Abstract
The early immune response to tuberculosis (TB) is poorly understood. However, recent evidence has shown that dendritic cells (DC) are important for both control of bacterial growth and for activating adaptive immunity. DC are divided into functionally and phenotypically distinct subsets, but the role of each of these subsets in the early immune response to tuberculosis remains unknown. This study aimed to investigate the roles of DC subsets in a murine model of mycobacterial infection.

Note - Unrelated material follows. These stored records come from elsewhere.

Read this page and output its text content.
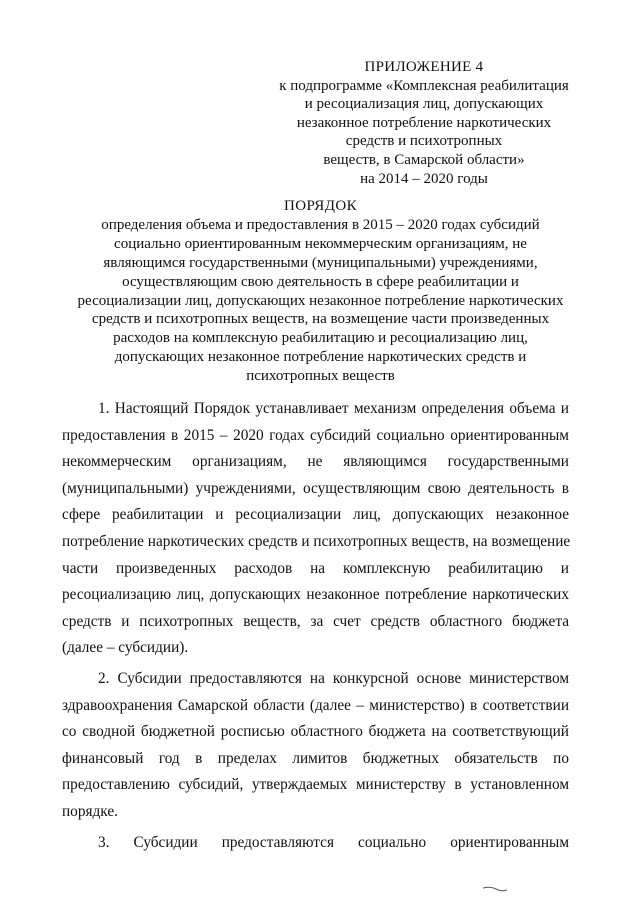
ПРИЛОЖЕНИЕ 4
к подпрограмме «Комплексная реабилитация
и ресоциализация лиц, допускающих
незаконное потребление наркотических
средств и психотропных
веществ, в Самарской области»
на 2014 – 2020 годы
ПОРЯДОК
определения объема и предоставления в 2015 – 2020 годах субсидий
социально ориентированным некоммерческим организациям, не
являющимся государственными (муниципальными) учреждениями,
осуществляющим свою деятельность в сфере реабилитации и
ресоциализации лиц, допускающих незаконное потребление наркотических
средств и психотропных веществ, на возмещение части произведенных
расходов на комплексную реабилитацию и ресоциализацию лиц,
допускающих незаконное потребление наркотических средств и
психотропных веществ
1. Настоящий Порядок устанавливает механизм определения объема и
предоставления в 2015 – 2020 годах субсидий социально ориентированным
некоммерческим организациям, не являющимся государственными
(муниципальными) учреждениями, осуществляющим свою деятельность в
сфере реабилитации и ресоциализации лиц, допускающих незаконное
потребление наркотических средств и психотропных веществ, на возмещение
части произведенных расходов на комплексную реабилитацию и
ресоциализацию лиц, допускающих незаконное потребление наркотических
средств и психотропных веществ, за счет средств областного бюджета
(далее – субсидии).
2. Субсидии предоставляются на конкурсной основе министерством
здравоохранения Самарской области (далее – министерство) в соответствии
со сводной бюджетной росписью областного бюджета на соответствующий
финансовый год в пределах лимитов бюджетных обязательств по
предоставлению субсидий, утверждаемых министерству в установленном
порядке.
3. Субсидии предоставляются социально ориентированным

Use of a fluorescent strain of the attenuated TB vaccine strain Mycobacterium bovis BCG, combined with multicolour flow cytometry, enabled detection of BCG associated DC subsets within the murine lung during the first 14 days of infection. The early immune response to mycobacterial infection was found to be highly dynamic, with significant variation in the proportion of BCG associated cells in each DC subset of the lung during infection. CD11b+ conventional DC (cDC) and plasmacytoid DC (pDC) were found to be associated with BCG during the first 14 days of infection, whereas CD103+ cDC were not. Differential expression of the cell surface markers GR-1, CD11b and CD11c detected within previously described DC subsets correlated with their propensity to associate with BCG. Conventional DC and pDC were found to respond differently to mycobacterial infection; cDC upregulated expression of CD86 during infection whereas pDC were found to do the opposite, suggesting that these subsets have distinct roles during early infection. Importantly, and contrary to current dogma, alveolar macrophages were not found to associate with BCG during early infection.
This study highlights the distinct roles of different DC subsets during mycobacterial infection. This research may have implications for the development of a novel vaccine or therapy for tuberculosis, for which there is a significant need.